Monday, Mar. 05, 1928

Getting Better

MAN RISES TO PARNASSUS--Henry Fairfield Osborn--Princeton University Press ($2.50). Ages and ages ago, but eons after primates became distinctly monkeys, apes and men, mankind began his fumbling rise to earthly supremacy. The start was probably on the plateaus of Central Asia and the first men were certainly runners. They hunted to live. Descendants of theirs who wandered into other plateaus of the continents continued the hunting life. Others traveled into forests and became climbers, others into level lowlands and became squatting farmers; others into seashores and became aquatic. Millennia spent in the same sort of places developed distinct types of men. But of whatever type they were, and wherever they lived, they improved their lots. The more difficult it was to gain a livelihood, the quicker and the farther they rose in mentality and spirit. And the purer a race kept itself, the quicker and higher it rose among its neighbors.

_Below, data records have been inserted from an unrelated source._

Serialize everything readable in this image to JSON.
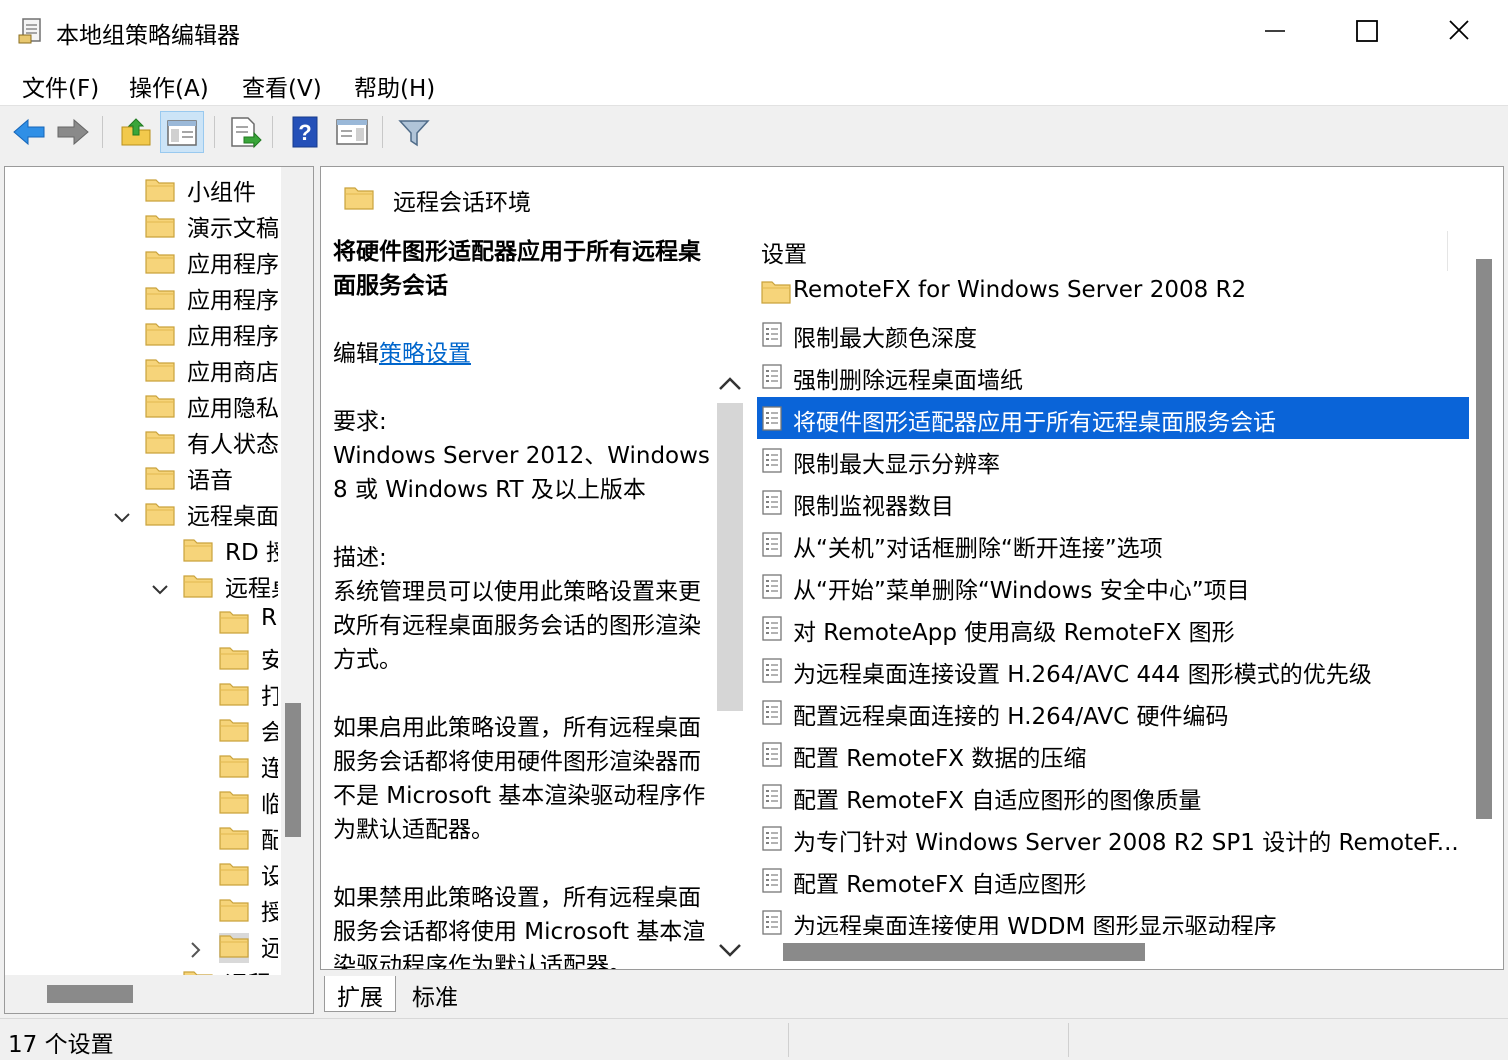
{
  "window": {
    "title": "本地组策略编辑器",
    "icon": "policy-editor-icon"
  },
  "menu": {
    "file": "文件(F)",
    "action": "操作(A)",
    "view": "查看(V)",
    "help": "帮助(H)"
  },
  "toolbar": {
    "buttons": [
      "back-arrow-icon",
      "forward-arrow-icon",
      "up-folder-icon",
      "show-hide-tree-icon",
      "export-list-icon",
      "help-icon",
      "show-hide-action-pane-icon",
      "filter-icon"
    ]
  },
  "tree": {
    "items": [
      {
        "label": "小组件",
        "level": 0
      },
      {
        "label": "演示文稿",
        "level": 0
      },
      {
        "label": "应用程序",
        "level": 0
      },
      {
        "label": "应用程序",
        "level": 0
      },
      {
        "label": "应用程序",
        "level": 0
      },
      {
        "label": "应用商店",
        "level": 0
      },
      {
        "label": "应用隐私",
        "level": 0
      },
      {
        "label": "有人状态",
        "level": 0
      },
      {
        "label": "语音",
        "level": 0
      },
      {
        "label": "远程桌面",
        "level": 0,
        "expanded": true
      },
      {
        "label": "RD 授",
        "level": 1
      },
      {
        "label": "远程桌",
        "level": 1,
        "expanded": true
      },
      {
        "label": "R",
        "level": 2
      },
      {
        "label": "安",
        "level": 2
      },
      {
        "label": "打",
        "level": 2
      },
      {
        "label": "会",
        "level": 2
      },
      {
        "label": "连",
        "level": 2
      },
      {
        "label": "临",
        "level": 2
      },
      {
        "label": "配",
        "level": 2
      },
      {
        "label": "设",
        "level": 2
      },
      {
        "label": "授",
        "level": 2
      },
      {
        "label": "远",
        "level": 2,
        "collapsed": true,
        "selected": true
      },
      {
        "label": "远程",
        "level": 1
      }
    ]
  },
  "right": {
    "path_title": "远程会话环境",
    "description": {
      "title": "将硬件图形适配器应用于所有远程桌面服务会话",
      "edit_prefix": "编辑",
      "edit_link": "策略设置",
      "requirements_label": "要求:",
      "requirements_text": "Windows Server 2012、Windows 8 或 Windows RT 及以上版本",
      "description_label": "描述:",
      "description_text": "系统管理员可以使用此策略设置来更改所有远程桌面服务会话的图形渲染方式。",
      "enabled_text": "如果启用此策略设置，所有远程桌面服务会话都将使用硬件图形渲染器而不是 Microsoft 基本渲染驱动程序作为默认适配器。",
      "disabled_text": "如果禁用此策略设置，所有远程桌面服务会话都将使用 Microsoft 基本渲染驱动程序作为默认适配器。"
    },
    "list": {
      "header": "设置",
      "rows": [
        {
          "label": "RemoteFX for Windows Server 2008 R2",
          "icon": "folder-icon"
        },
        {
          "label": "限制最大颜色深度",
          "icon": "policy-setting-icon"
        },
        {
          "label": "强制删除远程桌面墙纸",
          "icon": "policy-setting-icon"
        },
        {
          "label": "将硬件图形适配器应用于所有远程桌面服务会话",
          "icon": "policy-setting-icon",
          "selected": true
        },
        {
          "label": "限制最大显示分辨率",
          "icon": "policy-setting-icon"
        },
        {
          "label": "限制监视器数目",
          "icon": "policy-setting-icon"
        },
        {
          "label": "从“关机”对话框删除“断开连接”选项",
          "icon": "policy-setting-icon"
        },
        {
          "label": "从“开始”菜单删除“Windows 安全中心”项目",
          "icon": "policy-setting-icon"
        },
        {
          "label": "对 RemoteApp 使用高级 RemoteFX 图形",
          "icon": "policy-setting-icon"
        },
        {
          "label": "为远程桌面连接设置 H.264/AVC 444 图形模式的优先级",
          "icon": "policy-setting-icon"
        },
        {
          "label": "配置远程桌面连接的 H.264/AVC 硬件编码",
          "icon": "policy-setting-icon"
        },
        {
          "label": "配置 RemoteFX 数据的压缩",
          "icon": "policy-setting-icon"
        },
        {
          "label": "配置 RemoteFX 自适应图形的图像质量",
          "icon": "policy-setting-icon"
        },
        {
          "label": "为专门针对 Windows Server 2008 R2 SP1 设计的 RemoteF...",
          "icon": "policy-setting-icon"
        },
        {
          "label": "配置 RemoteFX 自适应图形",
          "icon": "policy-setting-icon"
        },
        {
          "label": "为远程桌面连接使用 WDDM 图形显示驱动程序",
          "icon": "policy-setting-icon"
        }
      ]
    }
  },
  "tabs": {
    "expanded": "扩展",
    "standard": "标准"
  },
  "status": {
    "text": "17 个设置"
  },
  "colors": {
    "selection": "#0a64d8",
    "link": "#0066cc",
    "folder": "#f6d47a"
  }
}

Today, writes the shrewdly erudite president of the American Museum of Natural History, "purity of race is found in but one nation--the Scandinavian." But, he laments, "so many of its best men have left the homeland for America that today the dependent class is relatively large; realizing these conditions, the Scandinavian people have set on foot a movement to keep the best men and women at home, and such a movement has also been begun in the United States. Such new racial consciousness is a hopeful sign, and with it before our eyes we need not despair." By such conclusion, Dr. Osborn puts a controversial colophon to his otherwise straightforward exposition of man's rise to Parnassus. Men are sure to debate his point acrimoniously.